I’ve been told there are three phases in the expat experience.

1) the happy-tourist phase, 2) the cry-in-the-shower-this-is-not-like-home phase, and 3) the yay-we-live-here phase. We’re of course in Phase 1. And here are just a few of the touristy things we’ve done.

^Yau Ma Tei Fruit Market:  this wholesale fruit market in Kowloon was listed as one of the ‘themed’ streets to visit on an HK web site. It’s a maze of stalls in an old, tin-roofed type warehouse building spanning about a block.

Mostly selling wholesale, these vendors sell to individuals too. As we walked through, we quickly realized that this place must be listed in all the tourists books as one of the stall owners tried to sell us a crate of six mangoes for $150HKD. That’s $19.23USD. Good thing I took my anti-sucker pill.

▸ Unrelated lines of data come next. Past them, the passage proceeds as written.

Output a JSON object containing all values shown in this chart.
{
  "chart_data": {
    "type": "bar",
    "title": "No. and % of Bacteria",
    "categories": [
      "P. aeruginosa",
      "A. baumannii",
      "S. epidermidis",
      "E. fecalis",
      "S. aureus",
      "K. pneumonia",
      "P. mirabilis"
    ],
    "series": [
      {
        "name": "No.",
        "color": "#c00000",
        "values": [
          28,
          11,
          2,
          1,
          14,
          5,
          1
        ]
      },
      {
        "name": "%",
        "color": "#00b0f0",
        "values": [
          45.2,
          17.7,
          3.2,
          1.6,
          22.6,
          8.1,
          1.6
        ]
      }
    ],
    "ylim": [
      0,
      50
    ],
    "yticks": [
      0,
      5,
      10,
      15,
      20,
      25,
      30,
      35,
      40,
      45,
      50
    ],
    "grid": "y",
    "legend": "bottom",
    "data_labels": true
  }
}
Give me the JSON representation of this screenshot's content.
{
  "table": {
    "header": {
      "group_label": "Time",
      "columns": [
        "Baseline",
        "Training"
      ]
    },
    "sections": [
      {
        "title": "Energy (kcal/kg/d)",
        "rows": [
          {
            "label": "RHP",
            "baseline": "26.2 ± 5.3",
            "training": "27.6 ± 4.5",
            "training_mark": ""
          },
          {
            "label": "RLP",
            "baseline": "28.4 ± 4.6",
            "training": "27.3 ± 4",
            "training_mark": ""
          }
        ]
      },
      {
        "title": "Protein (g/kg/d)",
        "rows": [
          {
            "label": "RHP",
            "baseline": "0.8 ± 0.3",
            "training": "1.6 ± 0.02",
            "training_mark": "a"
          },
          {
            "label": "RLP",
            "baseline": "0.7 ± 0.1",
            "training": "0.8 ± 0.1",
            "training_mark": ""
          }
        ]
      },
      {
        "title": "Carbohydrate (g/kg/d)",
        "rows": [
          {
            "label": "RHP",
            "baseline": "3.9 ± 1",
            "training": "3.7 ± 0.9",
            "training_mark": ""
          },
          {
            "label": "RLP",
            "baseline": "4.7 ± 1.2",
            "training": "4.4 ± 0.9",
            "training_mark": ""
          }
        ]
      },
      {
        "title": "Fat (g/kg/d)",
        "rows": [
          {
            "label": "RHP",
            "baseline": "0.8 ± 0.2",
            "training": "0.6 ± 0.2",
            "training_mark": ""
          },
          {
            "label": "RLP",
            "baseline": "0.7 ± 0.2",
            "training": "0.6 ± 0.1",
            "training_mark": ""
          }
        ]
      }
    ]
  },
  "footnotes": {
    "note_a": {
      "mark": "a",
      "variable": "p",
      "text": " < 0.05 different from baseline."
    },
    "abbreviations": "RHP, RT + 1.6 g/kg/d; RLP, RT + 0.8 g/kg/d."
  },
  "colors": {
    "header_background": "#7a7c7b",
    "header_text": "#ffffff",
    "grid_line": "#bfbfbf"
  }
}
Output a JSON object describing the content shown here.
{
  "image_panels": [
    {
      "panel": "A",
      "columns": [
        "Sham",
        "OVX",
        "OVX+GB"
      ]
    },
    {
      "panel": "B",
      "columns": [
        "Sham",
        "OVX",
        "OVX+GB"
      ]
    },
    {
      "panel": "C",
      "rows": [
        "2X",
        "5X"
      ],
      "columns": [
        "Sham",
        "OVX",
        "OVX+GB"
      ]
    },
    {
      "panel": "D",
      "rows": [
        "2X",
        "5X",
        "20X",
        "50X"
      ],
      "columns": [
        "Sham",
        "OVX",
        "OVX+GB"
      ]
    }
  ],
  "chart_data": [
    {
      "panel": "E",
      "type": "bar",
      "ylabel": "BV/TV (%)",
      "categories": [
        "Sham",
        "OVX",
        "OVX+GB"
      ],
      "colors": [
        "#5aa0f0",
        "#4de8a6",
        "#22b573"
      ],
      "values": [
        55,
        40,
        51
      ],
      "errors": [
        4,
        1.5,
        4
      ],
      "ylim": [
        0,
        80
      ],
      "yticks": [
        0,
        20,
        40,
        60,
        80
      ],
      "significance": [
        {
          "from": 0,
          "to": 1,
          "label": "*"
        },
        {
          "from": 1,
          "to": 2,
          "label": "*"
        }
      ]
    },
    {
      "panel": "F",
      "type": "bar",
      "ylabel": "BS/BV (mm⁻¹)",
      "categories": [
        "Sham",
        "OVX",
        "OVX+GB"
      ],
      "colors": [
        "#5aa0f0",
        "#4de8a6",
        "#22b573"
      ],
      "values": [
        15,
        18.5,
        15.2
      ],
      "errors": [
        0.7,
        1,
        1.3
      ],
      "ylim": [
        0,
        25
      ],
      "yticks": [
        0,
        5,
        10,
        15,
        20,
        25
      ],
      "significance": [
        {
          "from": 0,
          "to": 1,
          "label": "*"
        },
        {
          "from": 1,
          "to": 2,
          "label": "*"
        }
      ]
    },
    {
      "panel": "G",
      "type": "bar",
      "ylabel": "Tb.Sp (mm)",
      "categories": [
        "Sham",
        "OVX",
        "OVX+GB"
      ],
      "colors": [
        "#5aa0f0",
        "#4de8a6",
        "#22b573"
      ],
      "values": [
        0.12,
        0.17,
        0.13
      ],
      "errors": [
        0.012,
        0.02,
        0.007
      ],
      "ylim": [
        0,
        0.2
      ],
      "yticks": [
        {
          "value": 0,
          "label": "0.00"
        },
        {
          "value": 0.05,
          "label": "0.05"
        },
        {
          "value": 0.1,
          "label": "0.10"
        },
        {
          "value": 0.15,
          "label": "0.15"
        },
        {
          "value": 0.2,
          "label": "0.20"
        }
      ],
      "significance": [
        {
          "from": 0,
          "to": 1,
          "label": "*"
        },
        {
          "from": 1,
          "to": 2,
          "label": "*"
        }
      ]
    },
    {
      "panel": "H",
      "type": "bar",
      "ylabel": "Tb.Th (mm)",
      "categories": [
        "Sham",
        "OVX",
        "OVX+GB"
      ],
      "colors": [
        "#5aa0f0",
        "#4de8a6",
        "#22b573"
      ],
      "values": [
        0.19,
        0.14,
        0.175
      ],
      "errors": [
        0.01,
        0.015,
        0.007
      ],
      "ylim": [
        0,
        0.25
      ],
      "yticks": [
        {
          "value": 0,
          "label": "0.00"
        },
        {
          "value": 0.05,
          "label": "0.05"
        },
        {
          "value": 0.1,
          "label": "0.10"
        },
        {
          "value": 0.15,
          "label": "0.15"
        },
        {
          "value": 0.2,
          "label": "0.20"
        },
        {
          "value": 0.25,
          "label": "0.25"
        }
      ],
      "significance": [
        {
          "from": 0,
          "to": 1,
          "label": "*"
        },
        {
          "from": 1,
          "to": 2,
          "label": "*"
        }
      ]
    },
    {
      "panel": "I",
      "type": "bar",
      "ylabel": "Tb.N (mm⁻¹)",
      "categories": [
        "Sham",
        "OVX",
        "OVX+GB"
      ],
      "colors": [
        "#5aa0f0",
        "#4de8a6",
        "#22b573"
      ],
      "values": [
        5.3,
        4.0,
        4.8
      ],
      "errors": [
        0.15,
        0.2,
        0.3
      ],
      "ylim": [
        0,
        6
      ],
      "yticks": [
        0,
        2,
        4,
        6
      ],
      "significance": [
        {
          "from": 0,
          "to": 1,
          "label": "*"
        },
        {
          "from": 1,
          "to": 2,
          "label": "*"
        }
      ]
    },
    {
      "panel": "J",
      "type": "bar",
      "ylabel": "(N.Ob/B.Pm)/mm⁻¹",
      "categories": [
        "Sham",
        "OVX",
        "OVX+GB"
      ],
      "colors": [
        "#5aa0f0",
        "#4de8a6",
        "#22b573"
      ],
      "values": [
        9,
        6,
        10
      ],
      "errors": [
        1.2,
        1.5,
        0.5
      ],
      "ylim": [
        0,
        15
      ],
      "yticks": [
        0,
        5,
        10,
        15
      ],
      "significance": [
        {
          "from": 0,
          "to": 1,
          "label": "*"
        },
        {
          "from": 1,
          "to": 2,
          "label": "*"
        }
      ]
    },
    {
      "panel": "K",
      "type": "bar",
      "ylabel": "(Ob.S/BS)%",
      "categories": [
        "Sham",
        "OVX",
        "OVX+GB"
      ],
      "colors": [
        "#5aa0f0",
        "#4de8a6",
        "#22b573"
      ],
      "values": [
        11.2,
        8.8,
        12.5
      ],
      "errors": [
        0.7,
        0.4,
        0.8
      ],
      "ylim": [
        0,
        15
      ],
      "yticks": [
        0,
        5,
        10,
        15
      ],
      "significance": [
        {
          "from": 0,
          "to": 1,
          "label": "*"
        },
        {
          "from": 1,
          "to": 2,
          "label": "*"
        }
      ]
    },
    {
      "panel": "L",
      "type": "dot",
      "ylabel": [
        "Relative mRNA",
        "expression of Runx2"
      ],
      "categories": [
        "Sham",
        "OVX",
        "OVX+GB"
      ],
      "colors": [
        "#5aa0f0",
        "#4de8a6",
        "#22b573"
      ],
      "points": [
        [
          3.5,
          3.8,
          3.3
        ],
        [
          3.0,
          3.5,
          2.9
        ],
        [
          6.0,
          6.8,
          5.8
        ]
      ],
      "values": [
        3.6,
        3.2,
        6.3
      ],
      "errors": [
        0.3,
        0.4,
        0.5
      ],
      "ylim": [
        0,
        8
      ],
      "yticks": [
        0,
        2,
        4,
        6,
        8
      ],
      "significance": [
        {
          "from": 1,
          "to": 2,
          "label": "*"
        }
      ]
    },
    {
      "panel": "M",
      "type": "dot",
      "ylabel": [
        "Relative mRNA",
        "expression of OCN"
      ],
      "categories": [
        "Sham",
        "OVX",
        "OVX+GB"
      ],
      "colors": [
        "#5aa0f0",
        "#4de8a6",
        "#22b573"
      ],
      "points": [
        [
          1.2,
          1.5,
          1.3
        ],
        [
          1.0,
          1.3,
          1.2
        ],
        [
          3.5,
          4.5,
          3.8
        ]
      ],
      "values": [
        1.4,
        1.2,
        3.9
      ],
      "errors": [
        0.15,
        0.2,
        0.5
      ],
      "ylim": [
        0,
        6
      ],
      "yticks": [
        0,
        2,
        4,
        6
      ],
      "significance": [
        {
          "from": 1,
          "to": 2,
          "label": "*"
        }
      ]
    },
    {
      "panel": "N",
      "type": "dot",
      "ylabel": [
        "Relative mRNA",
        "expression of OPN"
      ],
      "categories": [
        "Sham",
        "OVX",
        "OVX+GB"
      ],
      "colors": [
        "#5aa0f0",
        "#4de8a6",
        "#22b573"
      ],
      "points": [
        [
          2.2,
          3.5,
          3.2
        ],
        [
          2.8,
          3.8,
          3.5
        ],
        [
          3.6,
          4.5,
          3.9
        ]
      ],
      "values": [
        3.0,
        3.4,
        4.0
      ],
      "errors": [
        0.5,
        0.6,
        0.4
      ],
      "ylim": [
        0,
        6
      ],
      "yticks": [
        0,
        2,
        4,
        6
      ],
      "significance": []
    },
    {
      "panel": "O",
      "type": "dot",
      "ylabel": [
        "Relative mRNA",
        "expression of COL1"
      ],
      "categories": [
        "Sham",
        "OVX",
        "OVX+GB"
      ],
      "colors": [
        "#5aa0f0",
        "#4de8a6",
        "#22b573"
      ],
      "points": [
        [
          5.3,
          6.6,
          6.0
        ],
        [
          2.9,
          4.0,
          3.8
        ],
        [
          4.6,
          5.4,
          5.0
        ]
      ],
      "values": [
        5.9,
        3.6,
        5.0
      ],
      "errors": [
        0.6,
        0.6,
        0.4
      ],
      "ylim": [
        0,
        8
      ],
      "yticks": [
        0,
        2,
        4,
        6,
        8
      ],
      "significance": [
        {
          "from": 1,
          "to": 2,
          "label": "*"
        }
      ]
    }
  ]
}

Rumor has it that all the open-air markets in HK will someday be forced to sell indoors due to hygiene concerns. I simultaneously like and hate this plan. These markets are part of the charm of this great ‘old with new’ city.

^Maxims Palace: come on, it has ‘palace’ in the name (like almost every other big restaurant in HK). Listed as a must for dim sum, I’d say this was not a must, but a if you’re in the neighborhood. Please note, there are about a gazillion and five dim sum restaurants in HK. We are in China after all. The girls were great and tried almost everything!

^Nan Lian Garden + Nunnery: we didn’t see a single monk or nun, but this place is amazing. And free. Each building/temple structure was pieced together like a big puzzle, not a nail or screw lives here. Buddhas around every corner, complete with monk chant soundtrack piped throughout. It really is peaceful and does settle your mind (if you’re not dragging three young girls around who are complaining about the heat and would rather eat at McD’s for lunch). Cross a bridge over the busy street and you’re in well manicured, winding gardens. If you’re hungry they have a vegetarian restaurant – it was yumalicious.

^And we’re not the only ones being tourists. In our first week we’ve had visitors! My Aunt Sue first (from LA), then her son/my cousin, Aaron (USC) with his pal, Cody (Berkley). It appears that it’s a requirement that USC students vacation in HK, because Aaron has been running into them left and right.

Getting around is pretty easy, but it includes a lot of walking (I’ve lost 2 kilos in a week, you do the conversion). The girls are pretty pumped about having their own MTR passes (aka Octopus cards) – or as they like to call it, their ‘debit card’. Not only do these get you through public transportation, you can use them at tons of shops.

There have been a lot of other touristy things that we’ve done as well, it seems to go on and on…but we’ll save them for another time.